Des éléments de Kati impliqués…
Les enquêteurs sur les traces d’un homme politique membre de la majorité présidentielle
A qui doit profiter le crime ? Naturellement, les enquêteurs se posent cette question. Mais d’ores et déjà, des indices forts compromettent un homme politique, chef d’un parti gauchiste qui se réclame pourtant de la majorité présidentielle. Des nostalgiques de Kati ne sont pas non plus épargnés.
Pour sûr, le coup d’Etat en préparation et qui a été éventé par la sécurité d’Etat après des investigations de plusieurs semaines, implique de hauts gradés de l’armée et surtout des gens qui ont suffisamment de moyens financiers et matériels pour oser s’aventurer dans une telle aventure. D’ores et déjà, une dizaine de militaires proches des ex-putschistes ont été arrêtés à Kati.

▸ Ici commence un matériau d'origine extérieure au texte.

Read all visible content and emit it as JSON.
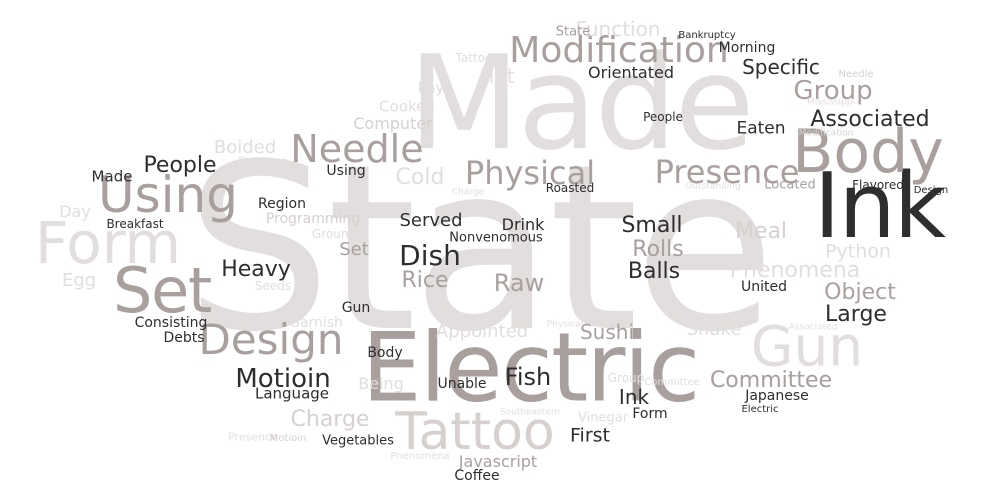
{
  "words": [
    {
      "text": "State",
      "color": "#e2dedd"
    },
    {
      "text": "Made",
      "color": "#e2dedd"
    },
    {
      "text": "Electric",
      "color": "#a9a09e"
    },
    {
      "text": "Ink",
      "color": "#2e2e2e"
    },
    {
      "text": "Body",
      "color": "#a9a09e"
    },
    {
      "text": "Tattoo",
      "color": "#d6d0ce"
    },
    {
      "text": "Gun",
      "color": "#e2dedd"
    },
    {
      "text": "Set",
      "color": "#a9a09e"
    },
    {
      "text": "Form",
      "color": "#e2dedd"
    },
    {
      "text": "Using",
      "color": "#a9a09e"
    },
    {
      "text": "Design",
      "color": "#a9a09e"
    },
    {
      "text": "Modification",
      "color": "#a9a09e"
    },
    {
      "text": "Needle",
      "color": "#a9a09e"
    },
    {
      "text": "Physical",
      "color": "#a9a09e"
    },
    {
      "text": "Presence",
      "color": "#a9a09e"
    },
    {
      "text": "Function",
      "color": "#e2dedd"
    },
    {
      "text": "Group",
      "color": "#a9a09e"
    },
    {
      "text": "Associated",
      "color": "#2e2e2e"
    },
    {
      "text": "Specific",
      "color": "#2e2e2e"
    },
    {
      "text": "Eaten",
      "color": "#2e2e2e"
    },
    {
      "text": "Hot",
      "color": "#e2dedd"
    },
    {
      "text": "Orientated",
      "color": "#2e2e2e"
    },
    {
      "text": "Morning",
      "color": "#2e2e2e"
    },
    {
      "text": "Bankruptcy",
      "color": "#2e2e2e"
    },
    {
      "text": "State",
      "color": "#a9a09e"
    },
    {
      "text": "Tattoo",
      "color": "#e2dedd"
    },
    {
      "text": "Pay",
      "color": "#e2dedd"
    },
    {
      "text": "Cooked",
      "color": "#e2dedd"
    },
    {
      "text": "Computer",
      "color": "#d6d0ce"
    },
    {
      "text": "Boided",
      "color": "#e2dedd"
    },
    {
      "text": "Presence",
      "color": "#e2dedd"
    },
    {
      "text": "People",
      "color": "#2e2e2e"
    },
    {
      "text": "People",
      "color": "#2e2e2e"
    },
    {
      "text": "Made",
      "color": "#2e2e2e"
    },
    {
      "text": "Using",
      "color": "#2e2e2e"
    },
    {
      "text": "Cold",
      "color": "#e2dedd"
    },
    {
      "text": "Charge",
      "color": "#e2dedd"
    },
    {
      "text": "Roasted",
      "color": "#2e2e2e"
    },
    {
      "text": "Outstanding",
      "color": "#e2dedd"
    },
    {
      "text": "Located",
      "color": "#a9a09e"
    },
    {
      "text": "Flavored",
      "color": "#2e2e2e"
    },
    {
      "text": "Design",
      "color": "#2e2e2e"
    },
    {
      "text": "Needle",
      "color": "#d6d0ce"
    },
    {
      "text": "Mississippi",
      "color": "#e2dedd"
    },
    {
      "text": "Modification",
      "color": "#d6d0ce"
    },
    {
      "text": "Breakfast",
      "color": "#2e2e2e"
    },
    {
      "text": "Day",
      "color": "#e2dedd"
    },
    {
      "text": "Region",
      "color": "#2e2e2e"
    },
    {
      "text": "Programming",
      "color": "#d6d0ce"
    },
    {
      "text": "Ground",
      "color": "#e2dedd"
    },
    {
      "text": "Served",
      "color": "#2e2e2e"
    },
    {
      "text": "Drink",
      "color": "#2e2e2e"
    },
    {
      "text": "Nonvenomous",
      "color": "#2e2e2e"
    },
    {
      "text": "Small",
      "color": "#2e2e2e"
    },
    {
      "text": "Rolls",
      "color": "#a9a09e"
    },
    {
      "text": "Meal",
      "color": "#d6d0ce"
    },
    {
      "text": "Python",
      "color": "#e2dedd"
    },
    {
      "text": "Phenomena",
      "color": "#e2dedd"
    },
    {
      "text": "Egg",
      "color": "#e2dedd"
    },
    {
      "text": "Heavy",
      "color": "#2e2e2e"
    },
    {
      "text": "Set",
      "color": "#a9a09e"
    },
    {
      "text": "Dish",
      "color": "#2e2e2e"
    },
    {
      "text": "Rice",
      "color": "#a9a09e"
    },
    {
      "text": "Raw",
      "color": "#a9a09e"
    },
    {
      "text": "Balls",
      "color": "#2e2e2e"
    },
    {
      "text": "United",
      "color": "#2e2e2e"
    },
    {
      "text": "Object",
      "color": "#a9a09e"
    },
    {
      "text": "Committee",
      "color": "#e2dedd"
    },
    {
      "text": "Seeds",
      "color": "#e2dedd"
    },
    {
      "text": "Gun",
      "color": "#2e2e2e"
    },
    {
      "text": "Garnish",
      "color": "#e2dedd"
    },
    {
      "text": "Consisting",
      "color": "#2e2e2e"
    },
    {
      "text": "Debts",
      "color": "#2e2e2e"
    },
    {
      "text": "Appointed",
      "color": "#e2dedd"
    },
    {
      "text": "Sushi",
      "color": "#a9a09e"
    },
    {
      "text": "Physical",
      "color": "#e2dedd"
    },
    {
      "text": "Snake",
      "color": "#e2dedd"
    },
    {
      "text": "Large",
      "color": "#2e2e2e"
    },
    {
      "text": "Associated",
      "color": "#e2dedd"
    },
    {
      "text": "Body",
      "color": "#2e2e2e"
    },
    {
      "text": "Motioin",
      "color": "#2e2e2e"
    },
    {
      "text": "Language",
      "color": "#2e2e2e"
    },
    {
      "text": "Being",
      "color": "#e2dedd"
    },
    {
      "text": "Unable",
      "color": "#2e2e2e"
    },
    {
      "text": "Fish",
      "color": "#2e2e2e"
    },
    {
      "text": "Group",
      "color": "#e2dedd"
    },
    {
      "text": "Committee",
      "color": "#a9a09e"
    },
    {
      "text": "Japanese",
      "color": "#2e2e2e"
    },
    {
      "text": "Ink",
      "color": "#2e2e2e"
    },
    {
      "text": "Form",
      "color": "#2e2e2e"
    },
    {
      "text": "Electric",
      "color": "#2e2e2e"
    },
    {
      "text": "Southeastern",
      "color": "#e2dedd"
    },
    {
      "text": "Vinegar",
      "color": "#e2dedd"
    },
    {
      "text": "Charge",
      "color": "#d6d0ce"
    },
    {
      "text": "Presence",
      "color": "#e2dedd"
    },
    {
      "text": "Motioin",
      "color": "#d6d0ce"
    },
    {
      "text": "Vegetables",
      "color": "#2e2e2e"
    },
    {
      "text": "Phenomena",
      "color": "#e2dedd"
    },
    {
      "text": "First",
      "color": "#2e2e2e"
    },
    {
      "text": "Javascript",
      "color": "#a9a09e"
    },
    {
      "text": "Coffee",
      "color": "#2e2e2e"
    },
    {
      "text": "Committee",
      "color": "#e2dedd"
    }
  ]
}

Comme pour le coup d’Etat qui a mis Sanogo en selle en mars 2012, des officiers supérieurs qui sont dans le coup ont préféré faire preuve de prudence pour mettre en avant leurs subordonnés. Pourquoi pas, si cela ne marchait pas, ils allaient chercher à sauver leur tête. Mais si cela réussissait ils en récupéreraient la victoire comme avaient fait les Yamoussa, Moussa Sinko Coulibaly et autres qui s’étaient cachés derrière des officiers subalternes pour montrer la tête au dernier moment. Et Sanogo avait raison de leur faire des misères en ne voulant rien lâcher. En plus, il les a doublés tous en se projetant au grade de Général, par-dessus leur tête. Qui est fou !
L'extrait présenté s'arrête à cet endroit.